These proteins also influence the progression of some neurodegenerative diseases.

Researchers at the University of California, San Francisco (UCSF) say that they have overturned the belief that insoluble protein clumps are unique to degenerative disease and created by proteins specific to those diseases. In their study conducted in C. elegans they found that widespread protein insolubility and aggregation is an inherent part of aging, and it may influence both lifespan and neurodegenerative diseases. Reporting in PLoS Biology, the team also found that gene manipulations that extend the lifespan of C. elegans prevented the formation of these insoluble aggregates.

In neurodegenerative diseases such as Alzheimer and Huntington, clumps of proteins known as aggregates appear in patients’ brains as the degeneration progresses. The clumps contain proteins unique to the specific disease as well as many others that are common in healthy individuals. These common proteins were thought to be accidental inclusions in the aggregates.

In their study the UCSF research group sought to understand whether normal proteins form insoluble clumps when healthy individuals age. They say that they may not be innocent bystanders at all, but instead their presence may influence the course of neurodegenerative disease.

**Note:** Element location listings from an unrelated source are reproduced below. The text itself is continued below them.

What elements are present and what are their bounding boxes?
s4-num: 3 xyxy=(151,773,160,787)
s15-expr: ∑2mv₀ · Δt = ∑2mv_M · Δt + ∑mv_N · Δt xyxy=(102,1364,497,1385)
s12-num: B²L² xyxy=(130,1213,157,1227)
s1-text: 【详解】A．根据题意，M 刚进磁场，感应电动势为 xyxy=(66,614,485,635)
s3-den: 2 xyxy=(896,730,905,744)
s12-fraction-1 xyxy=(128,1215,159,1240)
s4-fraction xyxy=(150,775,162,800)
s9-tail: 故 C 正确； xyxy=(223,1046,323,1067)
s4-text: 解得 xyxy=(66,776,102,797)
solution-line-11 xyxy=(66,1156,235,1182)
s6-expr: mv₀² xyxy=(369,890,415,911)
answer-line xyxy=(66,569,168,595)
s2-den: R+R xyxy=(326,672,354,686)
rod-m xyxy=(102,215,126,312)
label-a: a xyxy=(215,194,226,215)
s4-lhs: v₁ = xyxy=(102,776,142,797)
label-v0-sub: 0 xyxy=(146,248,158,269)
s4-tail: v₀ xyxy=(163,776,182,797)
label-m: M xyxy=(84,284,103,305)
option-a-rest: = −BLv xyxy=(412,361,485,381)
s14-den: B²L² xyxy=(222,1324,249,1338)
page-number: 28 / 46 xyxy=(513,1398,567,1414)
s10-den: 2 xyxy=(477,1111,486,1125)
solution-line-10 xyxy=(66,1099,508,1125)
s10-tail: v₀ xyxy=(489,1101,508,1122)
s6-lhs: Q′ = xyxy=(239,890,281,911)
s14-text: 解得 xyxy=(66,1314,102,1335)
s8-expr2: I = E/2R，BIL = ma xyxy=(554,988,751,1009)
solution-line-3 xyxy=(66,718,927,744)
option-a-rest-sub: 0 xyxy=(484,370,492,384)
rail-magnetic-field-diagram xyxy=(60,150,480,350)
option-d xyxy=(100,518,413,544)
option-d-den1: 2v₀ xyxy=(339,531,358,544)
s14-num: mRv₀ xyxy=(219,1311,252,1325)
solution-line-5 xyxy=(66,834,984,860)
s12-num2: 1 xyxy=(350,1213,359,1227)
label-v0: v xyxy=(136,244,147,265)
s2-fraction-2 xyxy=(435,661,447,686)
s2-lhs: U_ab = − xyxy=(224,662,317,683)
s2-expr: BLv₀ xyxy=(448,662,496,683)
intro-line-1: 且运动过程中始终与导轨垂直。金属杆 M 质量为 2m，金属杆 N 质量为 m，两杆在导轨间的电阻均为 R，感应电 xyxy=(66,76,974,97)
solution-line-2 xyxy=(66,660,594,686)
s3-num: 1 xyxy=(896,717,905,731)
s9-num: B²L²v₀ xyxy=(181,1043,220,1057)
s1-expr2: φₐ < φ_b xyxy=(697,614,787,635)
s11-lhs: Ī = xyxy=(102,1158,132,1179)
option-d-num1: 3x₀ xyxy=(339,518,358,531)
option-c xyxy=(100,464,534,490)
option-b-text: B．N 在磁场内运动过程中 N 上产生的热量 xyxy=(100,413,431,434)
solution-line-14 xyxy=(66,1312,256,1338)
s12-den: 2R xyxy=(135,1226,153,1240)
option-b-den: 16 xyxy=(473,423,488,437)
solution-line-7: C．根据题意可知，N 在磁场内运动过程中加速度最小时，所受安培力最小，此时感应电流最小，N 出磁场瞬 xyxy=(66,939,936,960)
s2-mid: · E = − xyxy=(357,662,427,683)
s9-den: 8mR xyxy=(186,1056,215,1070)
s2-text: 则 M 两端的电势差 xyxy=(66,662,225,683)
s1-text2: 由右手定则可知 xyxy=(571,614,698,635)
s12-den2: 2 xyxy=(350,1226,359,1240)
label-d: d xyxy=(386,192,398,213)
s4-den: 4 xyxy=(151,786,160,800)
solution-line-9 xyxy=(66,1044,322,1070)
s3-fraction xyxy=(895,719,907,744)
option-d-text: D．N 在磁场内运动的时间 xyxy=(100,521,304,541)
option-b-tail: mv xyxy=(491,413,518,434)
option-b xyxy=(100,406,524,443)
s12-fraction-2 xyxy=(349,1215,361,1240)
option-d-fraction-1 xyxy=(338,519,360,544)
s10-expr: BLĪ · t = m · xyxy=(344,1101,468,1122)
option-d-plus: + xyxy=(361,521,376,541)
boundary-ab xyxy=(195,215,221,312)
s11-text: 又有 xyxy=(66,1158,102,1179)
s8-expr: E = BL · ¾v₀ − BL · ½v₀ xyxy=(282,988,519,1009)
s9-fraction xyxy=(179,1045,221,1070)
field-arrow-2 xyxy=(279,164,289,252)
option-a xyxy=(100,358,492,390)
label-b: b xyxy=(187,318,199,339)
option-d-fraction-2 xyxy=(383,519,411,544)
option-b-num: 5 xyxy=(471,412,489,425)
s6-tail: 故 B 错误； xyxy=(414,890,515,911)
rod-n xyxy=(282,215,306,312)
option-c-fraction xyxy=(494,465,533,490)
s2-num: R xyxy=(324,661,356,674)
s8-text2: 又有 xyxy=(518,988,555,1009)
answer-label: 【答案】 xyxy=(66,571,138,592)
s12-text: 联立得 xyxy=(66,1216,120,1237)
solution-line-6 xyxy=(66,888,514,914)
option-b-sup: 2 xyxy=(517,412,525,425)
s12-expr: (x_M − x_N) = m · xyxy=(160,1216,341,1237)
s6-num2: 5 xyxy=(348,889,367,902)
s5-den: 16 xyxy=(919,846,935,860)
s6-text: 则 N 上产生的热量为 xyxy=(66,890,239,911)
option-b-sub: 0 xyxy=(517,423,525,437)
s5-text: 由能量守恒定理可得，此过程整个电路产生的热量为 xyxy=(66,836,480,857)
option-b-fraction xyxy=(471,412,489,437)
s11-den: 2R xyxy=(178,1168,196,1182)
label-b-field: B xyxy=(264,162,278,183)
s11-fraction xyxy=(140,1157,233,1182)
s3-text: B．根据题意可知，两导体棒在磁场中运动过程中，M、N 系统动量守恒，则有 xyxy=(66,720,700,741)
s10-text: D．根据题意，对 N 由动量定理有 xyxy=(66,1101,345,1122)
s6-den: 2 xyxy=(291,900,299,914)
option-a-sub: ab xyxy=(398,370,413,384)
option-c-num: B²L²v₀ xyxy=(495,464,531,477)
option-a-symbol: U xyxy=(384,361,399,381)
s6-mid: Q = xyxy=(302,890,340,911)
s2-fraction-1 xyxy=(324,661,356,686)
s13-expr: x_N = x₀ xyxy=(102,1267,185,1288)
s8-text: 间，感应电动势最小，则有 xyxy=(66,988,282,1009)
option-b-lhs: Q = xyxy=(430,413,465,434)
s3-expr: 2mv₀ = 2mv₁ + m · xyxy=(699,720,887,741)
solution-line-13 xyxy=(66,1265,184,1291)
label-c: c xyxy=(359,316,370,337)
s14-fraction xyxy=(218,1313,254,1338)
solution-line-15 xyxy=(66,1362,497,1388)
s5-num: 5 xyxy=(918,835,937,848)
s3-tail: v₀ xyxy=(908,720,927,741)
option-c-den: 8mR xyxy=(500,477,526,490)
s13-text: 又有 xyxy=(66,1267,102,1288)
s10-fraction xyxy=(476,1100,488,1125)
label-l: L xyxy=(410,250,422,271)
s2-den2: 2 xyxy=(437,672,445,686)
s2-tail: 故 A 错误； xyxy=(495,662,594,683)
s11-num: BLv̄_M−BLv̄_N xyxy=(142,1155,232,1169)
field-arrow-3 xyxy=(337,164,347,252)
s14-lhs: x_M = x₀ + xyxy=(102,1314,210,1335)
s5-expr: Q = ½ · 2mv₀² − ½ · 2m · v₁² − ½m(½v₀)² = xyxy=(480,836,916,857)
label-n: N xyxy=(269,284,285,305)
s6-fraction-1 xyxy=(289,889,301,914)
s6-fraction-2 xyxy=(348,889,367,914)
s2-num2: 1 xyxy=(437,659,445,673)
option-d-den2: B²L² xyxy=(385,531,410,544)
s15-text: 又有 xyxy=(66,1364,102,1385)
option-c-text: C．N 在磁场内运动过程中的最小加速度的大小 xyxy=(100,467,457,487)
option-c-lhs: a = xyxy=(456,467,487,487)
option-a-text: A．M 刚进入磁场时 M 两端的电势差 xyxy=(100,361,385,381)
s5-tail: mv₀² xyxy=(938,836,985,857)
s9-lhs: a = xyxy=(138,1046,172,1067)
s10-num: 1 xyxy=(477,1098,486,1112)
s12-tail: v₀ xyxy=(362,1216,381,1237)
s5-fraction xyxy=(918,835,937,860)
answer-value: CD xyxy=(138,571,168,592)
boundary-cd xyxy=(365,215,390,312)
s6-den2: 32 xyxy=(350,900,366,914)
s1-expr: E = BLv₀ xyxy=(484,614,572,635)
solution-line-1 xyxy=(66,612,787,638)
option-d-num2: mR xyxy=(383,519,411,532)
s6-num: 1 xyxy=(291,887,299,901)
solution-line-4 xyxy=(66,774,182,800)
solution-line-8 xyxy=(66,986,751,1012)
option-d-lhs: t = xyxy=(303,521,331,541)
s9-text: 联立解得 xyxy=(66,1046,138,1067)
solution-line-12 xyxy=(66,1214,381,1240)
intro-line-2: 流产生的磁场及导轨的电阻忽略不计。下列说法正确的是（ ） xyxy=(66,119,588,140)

“If you take people with Alzheimer’s and look at their aggregates, there are many other proteins in the clump that no one has ever paid much attention to,” according to UCSF professor Cynthia Kenyon, Ph.D., director of the Larry L. Hillblom Center for the Biology of Aging at UCSF and senior author of the paper. “It turns out that about half of these proteins are aggregating proteins that become insoluble as a normal part of aging.”

The researchers identified roughly 700 proteins in a normal C. elegans worm that become insoluble with age. In the presence of proteins specific to Huntington disease, these aggregators actually sped up the course of the disease.

These insoluble proteins are highly over-represented in the aggregates found in human neurodegeneration, according to the scientists. Yet even in the healthy aging worms, these proteins had a propensity for clumping and forming hard, rock-like structures. The researchers found that many of the proteins that become insoluble during normal aging are proteins already known to accelerate the aging process and to influence the aggregation of the major disease proteins.

Their aggregation was significantly delayed or even halted by reducing insulin and IGF-1 hormone activity, whose reduction is known to extend animal lifespan and to delay the progression of Huntington and Alzheimer disease in animal models, they add.